El enlace de las consideraciones anteriores ofrece un apunte final sobre la evaluación de docentes, discentes e investigadores, tal y como es conocida hoy. El caso es que se realizan medidas inadecuadas. Hay evaluación indirecta para los docentes, ya que los alumnos no dominan la materia ni la metodología docente aplicada, y dependen del estado de ánimo del alumno. Por su parte, la evaluación de alumnos, basada en competencias, resulta ser una extensión de la evaluación de contenidos y es igualmente indirecta: se supone que si una materia/asignatura incluye una actividad o trabajo en grupo y la misma es superada, el alumno muestra la capacidad de trabajar en grupo, en cooperación y colaboración aunque haya ejercido estrategias de holgazanería social. Si la materia contribuye a mostrar capacidad crítica y de análisis, la suficiencia de la misma las garantiza, aunque estas competencias no sean estimadas directamente. Sin olvidar el escollo más dogmático de la evaluación: la fiscalización de las horas de trabajo realizadas por el alumno3, algo imprescindible para un cotejo de la evaluación de competencias al compararlas con las horas contempladas en la norma de los Planes de Estudio, asociadas a los ECTS4, las cuales se supone que garantizan la adquisición de las competencias citadas. Todo ello para concluir que los créditos reales, en relación a los que plantea la norma, no sólo dependen de las inteligencias múltiples del alumno, sino también de la metodología docente.

También y en buena medida, los resultados de investigación terminan siendo de impacto académico-parcial y no social o en el entorno cercano. Se desconoce que haya una diferenciación de unos u otros impactos fuera de ofrecer distintos rangos ─o mejor, castigos─, lo que constituye un desequilibrio en cualquier consideración de la contribución de los estudiosos al acercamiento de las finalidades básicas de ciertas instituciones.

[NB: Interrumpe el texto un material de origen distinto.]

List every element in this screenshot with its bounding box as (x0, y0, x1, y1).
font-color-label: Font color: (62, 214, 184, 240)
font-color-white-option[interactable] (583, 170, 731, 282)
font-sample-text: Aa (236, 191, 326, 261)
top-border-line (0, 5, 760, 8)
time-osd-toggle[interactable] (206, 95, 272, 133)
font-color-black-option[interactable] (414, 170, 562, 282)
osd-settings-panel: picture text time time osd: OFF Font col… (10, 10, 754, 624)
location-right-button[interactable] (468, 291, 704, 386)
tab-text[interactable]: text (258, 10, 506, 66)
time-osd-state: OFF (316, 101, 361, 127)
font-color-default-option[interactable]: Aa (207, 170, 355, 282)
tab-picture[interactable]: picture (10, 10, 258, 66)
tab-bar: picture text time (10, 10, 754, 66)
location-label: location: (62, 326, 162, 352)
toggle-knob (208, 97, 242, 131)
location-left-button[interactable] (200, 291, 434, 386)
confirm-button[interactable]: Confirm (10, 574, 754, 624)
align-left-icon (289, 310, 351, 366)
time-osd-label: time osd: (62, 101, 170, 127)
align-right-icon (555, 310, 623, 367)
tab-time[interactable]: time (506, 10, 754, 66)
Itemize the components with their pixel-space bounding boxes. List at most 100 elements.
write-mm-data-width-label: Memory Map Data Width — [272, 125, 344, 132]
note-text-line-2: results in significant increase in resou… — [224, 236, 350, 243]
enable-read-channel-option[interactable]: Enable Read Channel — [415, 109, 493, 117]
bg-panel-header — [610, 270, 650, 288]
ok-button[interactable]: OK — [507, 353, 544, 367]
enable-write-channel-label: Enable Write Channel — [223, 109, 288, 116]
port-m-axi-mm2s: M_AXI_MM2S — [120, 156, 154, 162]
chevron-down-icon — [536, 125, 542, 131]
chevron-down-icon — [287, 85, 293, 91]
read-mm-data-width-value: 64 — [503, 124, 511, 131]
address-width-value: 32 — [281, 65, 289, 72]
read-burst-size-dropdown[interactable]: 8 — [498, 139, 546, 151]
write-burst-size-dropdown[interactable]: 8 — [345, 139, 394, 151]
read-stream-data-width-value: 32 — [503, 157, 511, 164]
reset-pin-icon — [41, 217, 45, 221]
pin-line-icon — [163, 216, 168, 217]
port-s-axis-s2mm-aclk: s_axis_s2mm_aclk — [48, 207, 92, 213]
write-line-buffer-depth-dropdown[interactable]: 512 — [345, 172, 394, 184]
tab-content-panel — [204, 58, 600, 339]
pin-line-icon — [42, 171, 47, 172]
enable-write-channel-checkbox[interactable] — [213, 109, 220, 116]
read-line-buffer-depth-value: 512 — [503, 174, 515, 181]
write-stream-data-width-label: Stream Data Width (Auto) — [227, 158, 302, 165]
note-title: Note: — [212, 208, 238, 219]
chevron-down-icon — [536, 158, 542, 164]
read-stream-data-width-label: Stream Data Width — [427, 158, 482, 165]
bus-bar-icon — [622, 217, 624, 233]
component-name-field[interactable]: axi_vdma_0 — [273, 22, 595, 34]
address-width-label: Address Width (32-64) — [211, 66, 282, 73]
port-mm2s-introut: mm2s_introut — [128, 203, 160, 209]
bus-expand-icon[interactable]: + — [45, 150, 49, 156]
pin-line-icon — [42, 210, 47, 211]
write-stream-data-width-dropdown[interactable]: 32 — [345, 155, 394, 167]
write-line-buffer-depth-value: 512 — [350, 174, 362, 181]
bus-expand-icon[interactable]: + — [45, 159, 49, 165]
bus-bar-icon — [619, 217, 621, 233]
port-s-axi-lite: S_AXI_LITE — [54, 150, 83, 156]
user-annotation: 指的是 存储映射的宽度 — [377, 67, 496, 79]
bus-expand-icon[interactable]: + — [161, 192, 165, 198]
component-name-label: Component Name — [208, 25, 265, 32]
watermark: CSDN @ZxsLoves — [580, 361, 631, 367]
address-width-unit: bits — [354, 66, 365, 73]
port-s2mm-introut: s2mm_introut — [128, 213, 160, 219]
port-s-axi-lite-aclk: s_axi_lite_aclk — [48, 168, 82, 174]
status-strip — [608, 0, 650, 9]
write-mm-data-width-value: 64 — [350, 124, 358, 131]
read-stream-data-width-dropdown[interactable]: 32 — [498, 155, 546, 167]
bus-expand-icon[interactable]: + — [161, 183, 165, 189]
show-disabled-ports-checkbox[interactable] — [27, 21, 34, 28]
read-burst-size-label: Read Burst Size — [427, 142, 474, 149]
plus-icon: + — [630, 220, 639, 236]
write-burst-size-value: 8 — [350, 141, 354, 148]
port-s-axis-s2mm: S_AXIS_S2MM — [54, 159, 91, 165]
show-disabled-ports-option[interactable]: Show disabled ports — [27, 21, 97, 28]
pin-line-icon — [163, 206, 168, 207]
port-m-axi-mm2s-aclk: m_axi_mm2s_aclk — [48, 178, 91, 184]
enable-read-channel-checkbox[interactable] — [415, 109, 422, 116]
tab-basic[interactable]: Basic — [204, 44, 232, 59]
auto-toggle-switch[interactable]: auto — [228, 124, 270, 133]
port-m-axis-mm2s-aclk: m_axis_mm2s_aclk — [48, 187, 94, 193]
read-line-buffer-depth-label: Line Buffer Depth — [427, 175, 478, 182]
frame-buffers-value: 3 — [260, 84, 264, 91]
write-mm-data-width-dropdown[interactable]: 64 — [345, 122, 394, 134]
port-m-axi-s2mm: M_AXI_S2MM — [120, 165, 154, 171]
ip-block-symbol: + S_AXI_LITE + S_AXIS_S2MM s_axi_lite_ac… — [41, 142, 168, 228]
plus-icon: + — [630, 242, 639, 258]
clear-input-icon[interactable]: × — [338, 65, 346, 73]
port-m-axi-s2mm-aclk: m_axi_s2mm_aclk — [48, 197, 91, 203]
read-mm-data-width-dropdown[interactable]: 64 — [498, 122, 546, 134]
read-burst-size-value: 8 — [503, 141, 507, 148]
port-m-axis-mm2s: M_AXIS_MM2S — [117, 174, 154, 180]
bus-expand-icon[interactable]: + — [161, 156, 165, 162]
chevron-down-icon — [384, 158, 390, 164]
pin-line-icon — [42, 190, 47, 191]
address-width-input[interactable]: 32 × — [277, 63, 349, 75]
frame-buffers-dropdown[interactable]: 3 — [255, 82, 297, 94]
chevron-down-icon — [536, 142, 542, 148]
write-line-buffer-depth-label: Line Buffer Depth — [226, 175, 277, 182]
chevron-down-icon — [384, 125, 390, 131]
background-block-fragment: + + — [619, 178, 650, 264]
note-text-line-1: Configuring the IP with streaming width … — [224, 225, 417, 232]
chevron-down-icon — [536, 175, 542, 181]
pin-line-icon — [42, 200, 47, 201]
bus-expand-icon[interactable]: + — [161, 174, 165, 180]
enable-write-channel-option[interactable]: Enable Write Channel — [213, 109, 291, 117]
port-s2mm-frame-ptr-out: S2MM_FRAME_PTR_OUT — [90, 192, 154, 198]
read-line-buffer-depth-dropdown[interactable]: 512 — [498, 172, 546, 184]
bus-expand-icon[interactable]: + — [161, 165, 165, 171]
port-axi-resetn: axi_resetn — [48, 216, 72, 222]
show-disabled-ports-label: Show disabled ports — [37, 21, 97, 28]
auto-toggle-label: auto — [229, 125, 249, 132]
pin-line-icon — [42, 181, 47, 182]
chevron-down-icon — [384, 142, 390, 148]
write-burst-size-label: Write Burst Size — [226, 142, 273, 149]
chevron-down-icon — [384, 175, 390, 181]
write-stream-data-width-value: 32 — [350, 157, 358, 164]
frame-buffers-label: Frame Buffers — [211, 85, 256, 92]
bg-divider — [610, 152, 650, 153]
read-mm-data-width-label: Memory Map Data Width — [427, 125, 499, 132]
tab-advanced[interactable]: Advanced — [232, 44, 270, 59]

Como corolario, el proceso de , no por su complejidad ni por lo que pretende, constituye en la realidad actual española una reconfiguración de sistemas anteriores y no una adaptación a las demandas de los estudiosos del campo cognitivo y la formación, cuya deficiencia más destacable es la incapacidad evaluadora fuera de ciertos estándares, fundamentada en la falta de seguimiento, reciclaje y evaluación continuada de los actores implicados, especialmente para los trabajadores insiders. La consecuencia, si no hay remedio, es clara: la menor rapidez, quizás inexistencia, de la incorporación de resultados formativos y de investigación al entorno socioeconómico más próximo. Así, un contrasentido del porqué y para qué de la institución y de sus actores activos y pasivos.


  1. http://www.cis.es 
  2. Gardner, H.(1983) “Frames of Mind: The Theory of Multiple Intelligences.”. Basic Books, Nueva York. 
  3. Salvo la recopilación de datos por los propios profesores-investigadores para trabajos académicos, que se intuye que también les sirvan para ajustar mejor la gestión del tiempo docente, no es generalizada la investigación del contraste los tiempos reales empleados como horas de trabajo por alumno, la estimación docente de los mismos y el tiempo que dice la norma como el que garantiza las competencias, una vez sabido que no se evalúan directamente las competencias objetivo del proceso formativo. 
  4. European Credit Transfer and Accumulation System.